# "Lime in the Coconut" soap pics.....



## debb (Jul 20, 2010)

Used lime butter..which kept it's amazing scent...also used coconut milk...














just wished the green came out darker.... 
Thanks for looking...


----------



## BakingNana (Jul 20, 2010)

That looks positively yummy!  What percentage did you use for the lime butter?  Really...that is gorgeous soap!


----------



## tespring (Jul 20, 2010)

Oh, that looks so nice!  Great Job!!!


----------



## holly99 (Jul 20, 2010)

It's really pretty! I am also intrigued with the lime butter and the remaining scent. Cool!


----------



## IanT (Jul 20, 2010)

wow i never even heard of lime butter!!!?? those are cool soaps!! 
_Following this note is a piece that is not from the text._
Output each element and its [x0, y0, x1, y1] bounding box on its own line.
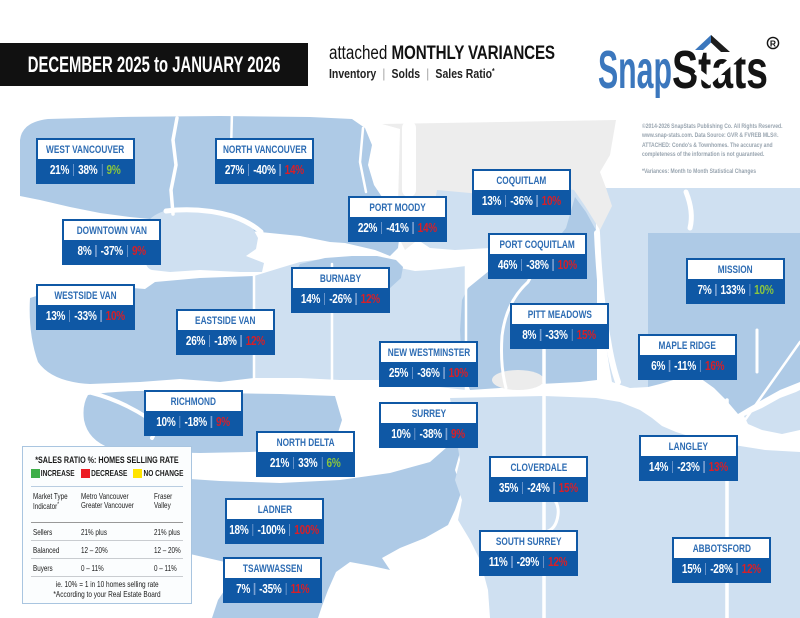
svg-text:Snap: Snap [598, 40, 672, 98]
svg-text:R: R [770, 39, 776, 49]
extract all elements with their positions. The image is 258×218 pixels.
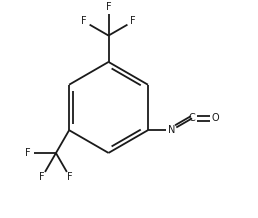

where did you get lime butter from?!?!? 


tooo interesting!


----------



## debb (Jul 20, 2010)

I got it because it was being discontinued...now I want more and its sold out.. It is Lime butter blend...I put it in soap calc as hydrog. soybean oil....


----------



## NancyRogers (Jul 20, 2010)

Stunning soap!  I'm also curious about this lime butter.  I'll be on the lookout for it.


----------



## Hazel (Jul 20, 2010)

Looks great! And you already answered the question I was thinking after you said you used lime butter.


----------



## BillJ416 (Jul 20, 2010)

Reminds me of a frothy ocean scene .Very cool soap ! Really curious about the lime butter too!


----------



## Lynnz (Jul 21, 2010)

Cool   Mmmmm wish I could smell it


----------



## ChrissyB (Jul 21, 2010)

Lovely!
I have never heard of lime butter either, is there lemon butter also?
Is it produced for cosmetic use or as a food stuff?


----------



## emilaid (Jul 21, 2010)

It looks lovely!!


----------



## agriffin (Jul 21, 2010)

WSP has alot of different butters.

http://www.wholesalesuppliesplus.com/St ... me=Butters

most are shea butter, jojoba or sweet almond and then whatever the additive is...lime, lemon, cranberry, pom...etc.


----------



## debb (Jul 21, 2010)

ChrissyB said:
			
		

> Lovely!
> I have never heard of lime butter either, is there lemon butter also?
> Is it produced for cosmetic use or as a food stuff?



Yes as someone said ...wsp...it was being discontinued as is the lemongrass and lavender...I think...
.From the reviews the Lime was the only one with a scent...and amazingly it stayed in the soap...I did add a small amt of coconut/lime fo...but I am sure I wouldn't have had to...I did order two containers...but am sad to see it is sold out....   ..should have tried it sooner....


----------



## debb (Jul 22, 2010)

BakingNana said:
			
		

> That looks positively yummy!  What percentage did you use for the lime butter?  Really...that is gorgeous soap!



18.75 % of Lime Butter...


----------



## MidwestSoaper (Jul 22, 2010)

fyi - OBN has lime butter and it's on sale - 2lbs for the price of 1lb.


----------



## debb (Jul 22, 2010)

Awesome!   Thanks...

Just checked...It's BOGO ..    ..I wonder if it has a scent to it...?


----------